RealAudioMP3 Sechs Tage nach der Präsidentenwahl in Deutschland hat auch Polen einen neuen Staatspräsidenten bekommen. Es gab jedoch keinen zehrenden Wahlkrimi wie in Berlin am letzten Donnerstag, denn die Polen haben etwas, was sich wohl auch viele Deutsche wünschen: Eine Direktwahl des Staatsoberhauptes. Ergebnis des Urnengangs am Sonntag: Der liberalkonservative Bronislaw Komorowski setzte sich gegen Jaroslaw Kaczynski durch, den Bruder von Lech Kaczynski, der bei einem Flugzeugabsturz im April tragisch ums Leben kam. Was seine Wahl für Polens Politik bedeutet, erklärt der katholische Journalist Wojciech Piecak im Gespräch mit dem Kölner Domradio:

 
„Komorowski bedeutet vor allem im Bereich der Außenpolitik einfach Kontinuität von dem, was die Regierung macht. Komorowski ist ein Vertrauter des Regierungschefs Donald Tusk. In den beiden Bereichen, wo der polnische Staatspräsident viel zu sagen hat, also in der Außenpolitik und in der Sicherheitspolitik, wird er womöglich einfach das unterstützen, was die Regierung Tusk machen wird.“

 
Doch Polen ist gespalten: Während Kaczynski vor allem im ländlich-konservativen Osten Unterstützung fand, hält es der junge und europaoffene Westteil Polens eher mit Komorowski. Aufgabe des neuen Präsidenten ist es, das Land zu einen. Piecak erzählt:

 
„Die Regierung Tusk und Komorowski will Polen nicht nur in Europa einbinden – das will Kaczynski sowieso auch – sondern, so meine ich, keine polnischen Sonderwege einleiten. Auch was die Ostpolitik angeht, habe ich den Eindruck, das Tusk eher in die Richtung von Merkel und Sarkozy reicht und weniger in die Richtung des verstorbenen Lech Kaczyinski.“

 
Komorowski und Regierungschef Donald Tusk sind alte Partei- und Weggefährten.
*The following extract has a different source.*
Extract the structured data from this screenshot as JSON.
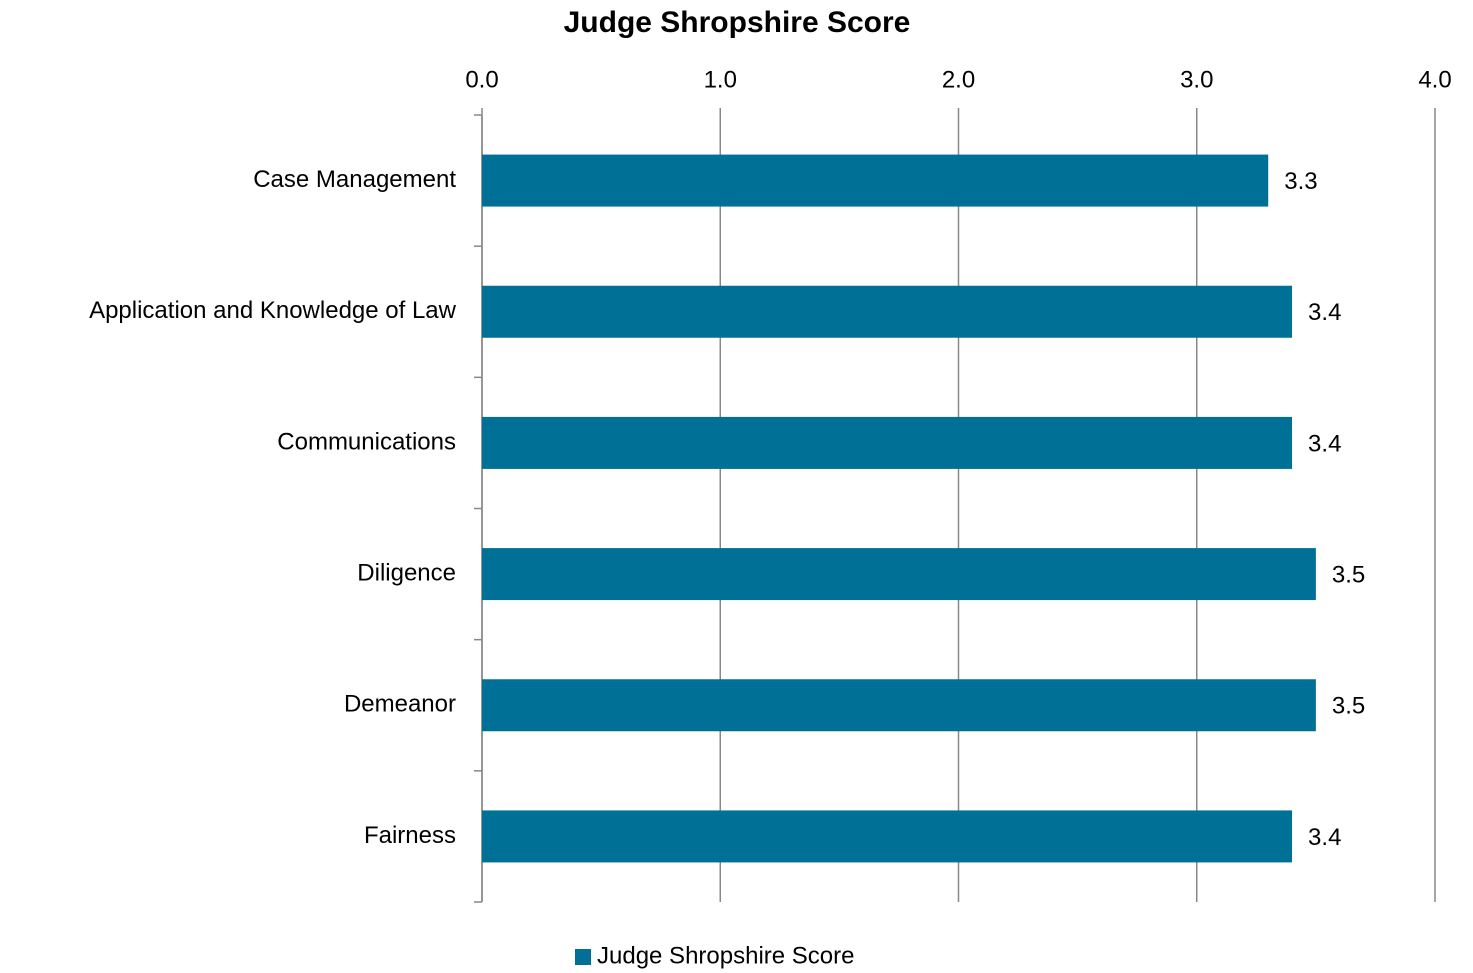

Die Hoffnung auf tief greifende Reformen in Polen ist jetzt natürlich groß, Komorowski wird wohl nicht wie sein Vorgänger wichtige Projekte mit präsidialem Veto blockieren. Polens Probleme sind ähnlich wie in anderen europäischen Staaten – Renten, Sozialsystem, Finanzen. Eines könnte den Reformeifer jedoch bremsen:

 
„Es gibt bald wieder einen Wahlmarathon in Polen. Im Herbst dieses Jahres wird es in ganz Polen in allen Regionen und Städten die Kommunalwahlen geben. Im kommenden Jahr sind wieder Parlamentswahlen. Ich würde sagen, dass der Wahlkampf jetzt für die zwei Monate Sommerzeit aufhört, aber dann wieder anfängt. Das wird wahrscheinlich die Regierung abschrecken, tiefere und ernsthafte Reformen zu unternehmen, weil dann einfach viele Leute enttäuscht werden könnten.“

 
Wie die Wähler, so geben auch die katholischen Bischöfe des Landes ein zweigeteiltes Urteil über den neuen Präsidenten ab: Die Wahl tue Polen gut, der Weg für Reformen sei jetzt frei, so der Altbischof von Gniezo, Henryk Muszynski. Der Danziger Erzbischof Slawoj Leszek Glodz warnte hingegen vor der neuen Machtfülle von Präsident und Regierung. Jedes Machtmonopol führe zu „Entartungen“ und „Angeberei“, sagte er. Für die Katholische Kirche mache die Entscheidung für Komorowski und gegen Kaczynski letztendlich keinen Unterschied, meint Wojciech Piecak.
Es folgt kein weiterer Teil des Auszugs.